Forum Moderators: Robert Charlton & goodroi

Message Too Old, No Replies

Google & HTTP Header Status Codes

         

austtr

1:51 am on Nov 22, 2015 (gmt 0)

WebmasterWorld Senior Member 10+ Year Member



Q1) Does a 410 GONE statement need to remain in the .htaccess after the specified URL’s are gone from Google’s index? Once the instruction has been actioned, it would seem unnecessary to keep repeating the instruction. Correct or not?

Q2) A bunch of old, DELETED .htm pages have been 301 redirected to new, matching CMS pages to preserve the existing link juice coming via external pages/links. Enter an old URL and the browser renders the new page. Good… redirect is working as intended and Screaming Frog, Seobook and other checkers all report a 301 header on the old URL…. all good.

However, in GSC the old URL’s show as 404 Page Not Found with a detection date just two days ago. If only one header status is possible, and the web server is showing the correct 301 to all the other checkers, where/how/why is Google finding a 404?

rainborick

4:48 am on Nov 22, 2015 (gmt 0)

WebmasterWorld Senior Member 10+ Year Member Top Contributors Of The Month



Q1) The 410 response code isn't critical. As long as your site returns either a 404 or a 410 response for these URLs, the URL will remain out of the index and you'll be fine.

Q2) I would suggest that you double-check the URLs in the Crawl Errors section of the GSC. Click on one to bring up the error details dialog box where you'll find a "Fetch As Googlebot" link at the bottom of the box. There could be a subtle difference in the URLs that Google has seen that your redirect instruction is missing.
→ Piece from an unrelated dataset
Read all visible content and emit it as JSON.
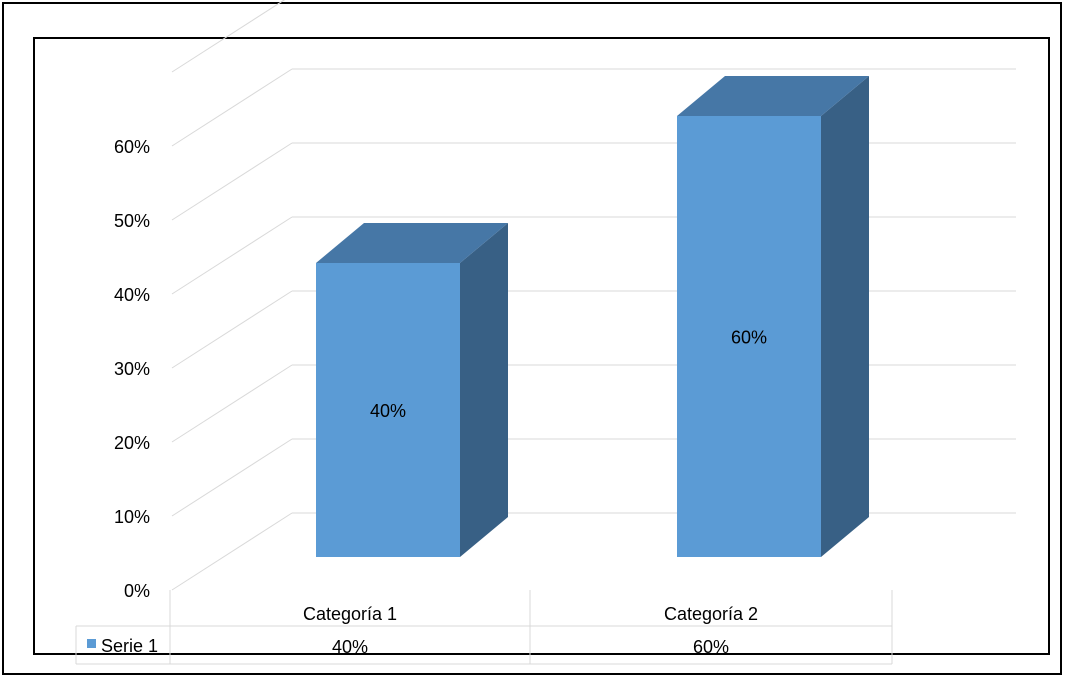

In any case, it would be worthwhile knowing the result in order to find a solution.

not2easy

5:08 am on Nov 22, 2015 (gmt 0)

WebmasterWorld Administrator 10+ Year Member Top Contributors Of The Month



Another place to check - make sure the old URLs are not on the current sitemap and check to see the date of the sitemap that Google is using for the old URLs. I've found that submitting a new sitemap can help lower 404s, as if old URLs are in the sitemap they are using it confuses them. In the list format for sitemaps it shows the date last crawled for each sitemap, but if you click on the sitemap you may see it was last fetched a month ago.

lucy24

7:39 am on Nov 22, 2015 (gmt 0)

WebmasterWorld Senior Member 10+ Year Member Top Contributors Of The Month



Does a 410 GONE statement need to remain in the .htaccess after the specified URL’s are gone from Google’s index? Once the instruction has been actioned, it would seem unnecessary to keep repeating the instruction. Correct or not?

Google never forgets an URL. It's true that once something is gone from its index it can never reappear, but they will keep requesting it periodically. An explicit 410 helps reinforce the message that it's really gone and they should stop asking. (This applies specifically to google. Other search engines don't seem to distinguish between 404 and 410 when it comes to crawling.)

Besides, there's a practical advantage: If you return a 410, the server doesn't have to go physically look for the file, as it would before returning a 404. (Still worse, of course, if the 404 is returned by a CMS only after pawing through your whole database.)

blend27

1:58 pm on Nov 23, 2015 (gmt 0)

WebmasterWorld Senior Member 10+ Year Member Top Contributors Of The Month



Google never forgets an URL.

Ditto that, especially if there are links from other sites pointing to the old URL.

I am currently working on a site that got hacked 18 month ago. Site got cleaned up but over 100,000 back-links from other hacked sites(over 4000 domains - 3/4 from China) still pointing to none existent pages that we created by the hack. So Goog requests about 50-60 URIs on daily bases, All 410s for 18 month now - no matter.

keyplyr

1:13 am on Dec 1, 2015 (gmt 0)

WebmasterWorld Senior Member 10+ Year Member Top Contributors Of The Month



Does a 410 GONE statement need to remain in the .htaccess after the specified URL’s are gone from Google’s index?
Google never forgets an URL...

So to keep it out of GWT (Google Search Console) Crawl Errors, I always Disallow the old page in robots.txt.